You would (or maybe you wouldn’t) be surprised at how many would-be candidates either have not given this question sufficient thought, especially given the fact that they are making a decision that will impact their lifestyle and career for many years to come.  As a would-be lateral candidate, you are asking other people, other professionals, to buy into you, to invest time, effort, and in the law firm world a whole lot of money, into you.  On top of the credentials and experience a firm needs to service its client base and expand its future business opportunities (and too many candidates make the mistake of not understanding that firms are absolutely a business first and foremost), you need a compelling story.

When I was interviewing for law firm jobs, I found myself across the desk from the chair of the litigation group at the head office of the firm I would eventually join (and which is now the largest firm in the world).  Yes, he looked at my resume and saw my law school, my journal membership, my appellate clinic experience, and everything else on the single page intended to provide the best possible window into my background.  But what the interview and conversation really focused on was my perspective on what it meant to be a litigator.

It has been nearly a decade since that day, so this is not a direct quote, but what I simply told the partner was that, when boiled down to its essential elements, the heart of being a litigator is simply telling a story.  Your client has a story.  The other side has a story.  And your job is to take everything you can within the case, the facts, the law, the psychology of the judge (and jury, if applicable), and to tell a convincing story about why a decision for your client is the correct outcome.  Much to my delight, since I was trying to convince this partner to hire me, he sat back in his chair, smiled, and said “that’s exactly how I look at litigating too.”  Yes, there is a lot more that goes into it in terms of technical details, discovery practices, evidence, the applicable law, but at the end of the day, as a litigator you are telling the best story you can.

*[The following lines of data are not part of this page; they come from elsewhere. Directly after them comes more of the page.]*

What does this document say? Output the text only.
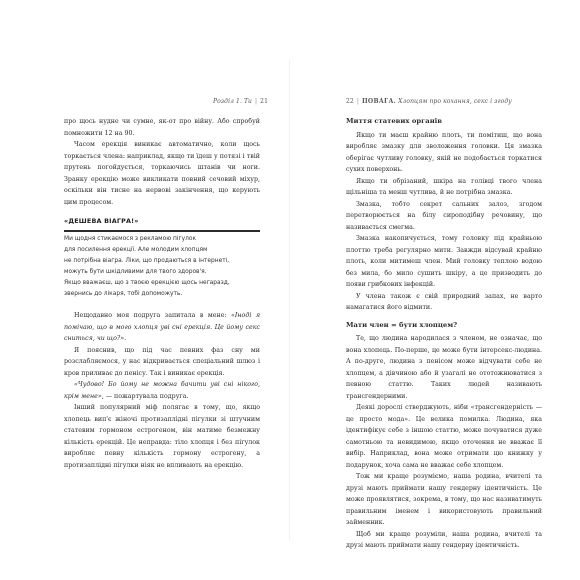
Розділ 1. Ти | 21	22 | ПОВАГА. Хлопцям про кохання, секс і згоду

про щось нудне чи сумне, як-от про війну. Або спробуй помножити 12 на 90.

Часом ерекція виникає автоматично, коли щось торкається члена: наприклад, якщо ти їдеш у потязі і твій прутень погойдується, торкаючись штанів чи ноги. Зранку ерекцію може викликати повний сечовий міхур, оскільки він тисне на нервові закінчення, що керують цим процесом.

«ДЕШЕВА ВІАГРА!»
Ми щодня стикаємося з рекламою пігулок
для посилення ерекції. Але молодим хлопцям
не потрібна віагра. Ліки, що продаються в інтернеті,
можуть бути шкідливими для твого здоров'я.
Якщо вважаєш, що з твоєю ерекцією щось негаразд,
звернись до лікаря, тобі допоможуть.

Нещодавно моя подруга запитала в мене: «Іноді я помічаю, що в мого хлопця уві сні ерекція. Це йому секс сниться, чи що?».

Я пояснив, що під час певних фаз сну ми розслабляємося, у нас відкривається спеціальний шлюз і кров приливає до пенісу. Так і виникає ерекція.

«Чудово! Бо йому не можна бачити уві сні нікого, крім мене», — пожартувала подруга.

Інший популярний міф полягає в тому, що, якщо хлопець вип'є жіночі протизаплідні пігулки зі штучним статевим гормоном естрогеном, він матиме безмежну кількість ерекцій. Це неправда: тіло хлопця і без пігулок виробляє певну кількість гормону естрогену, а протизаплідні пігулки ніяк не впливають на ерекцію.

Миття статевих органів

Якщо ти маєш крайню плоть, ти помітиш, що вона виробляє змазку для зволоження головки. Ця змазка оберігає чутливу головку, якій не подобається торкатися сухих поверхонь.

Якщо ти обрізаний, шкіра на голівці твого члена щільніша та менш чутлива, й не потрібна змазка.

Змазка, тобто секрет сальних залоз, згодом перетворюється на білу сироподібну речовину, що називається смегма.

Змазка накопичується, тому головку під крайньою плоттю треба регулярно мити. Завжди відсувай крайню плоть, коли митимеш член. Мий головку теплою водою без мила, бо мило сушить шкіру, а це призводить до появи грибкових інфекцій.

У члена також є свій природний запах, не варто намагатися його відмити.

Мати член = бути хлопцем?

Те, що людина народилася з членом, не означає, що вона хлопець. По-перше, це може бути інтерсекс-людина. А по-друге, людина з пенісом може відчувати себе не хлопцем, а дівчиною або й узагалі не ототожнюватися з певною статтю. Таких людей називають трансгендерними.

Деякі дорослі стверджують, ніби «трансгендерність — це просто мода». Це велика помилка. Людина, яка ідентифікує себе з іншою статтю, може почуватися дуже самотньою та невидимою, якщо оточення не вважає її вибір. Наприклад, вона може отримати цю книжку у подарунок, хоча сама не вважає себе хлопцем.

Тож ми краще розуміємо, наша родина, вчителі та друзі мають приймати нашу гендерну ідентичність. Це може проявлятися, зокрема, в тому, що нас називатимуть правильним іменем і використовують правильний займенник.

Щоб ми краще розуміли, наша родина, вчителі та друзі мають приймати нашу гендерну ідентичність.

Circling back to your own career as a would-be lateral candidate, you need to be able to tell your own story convincingly enough that the people in charge at a firm, and preferably your top choice of firm, want to bring you on board.  Let me rephrase that – you do not just need to tell your own story convincingly, but you need to have a convincing story to begin with.  And that can take a lot more thought and a lot more work than most attorney candidates might imagine, or would like to invest in their own search.

So why are you looking to change jobs?

If it’s because you are looking to move to a different part of the country, why are you wanting to move there?  Unless you have close family there, or your fiancee or spouse already moved out ahead of you, there needs to be a compelling reason behind your decision.  You are trying to convince a firm to invest in you and your career, both in terms of the opportunity cost of choosing you above all other potential candidates, but also in terms of moving expenses, salary, training, support staff, and the time and energy it will take the partners and other associates to bring you into their matters and get you up to speed.  If you’ve only visited an area a couple of times, and just happened to “like” it, that is not very convincing, especially to firms in smaller cities and legal markets.  They want to hear that you know a lot about the region, that your desire to be there in the long term is greater than your desire to be somewhere else, and that you will stick around.  So give it as much thought as required so that a solid answer will roll off your tongue when the question inevitably comes up in an interview.

If you are looking to change jobs because you are unhappy at your current firm, you will need a compelling story about why you are unhappy (i.e., you are being pigeonholed into a practice area you do not like, and NOT that the hours are too long or you have difficulty getting along with the partners).  If your story is that you are tired of working big firm hours, or that you’ve been at the firm for a couple months but it isn’t working out because of hours, a clash of personalities, or because the work is not what you expected, you are basically telling a story that you are not a dedicated, hard-working attorney, did not do your due diligence in researching your current firm, and are not a team player.  Your ideal story is that you are on an upward trajectory at your smaller firm, and want bigger and more sophisticated opportunities at a larger firm.  Or, alternately, you have been very successful at your larger firm and have a number of prospective clients, and the only thing getting in the way of developing your own significant book of business is the prohibitively high billing rates at your current large firm, which is why you are seeking to join a sophisticated mid-sized or boutique firm.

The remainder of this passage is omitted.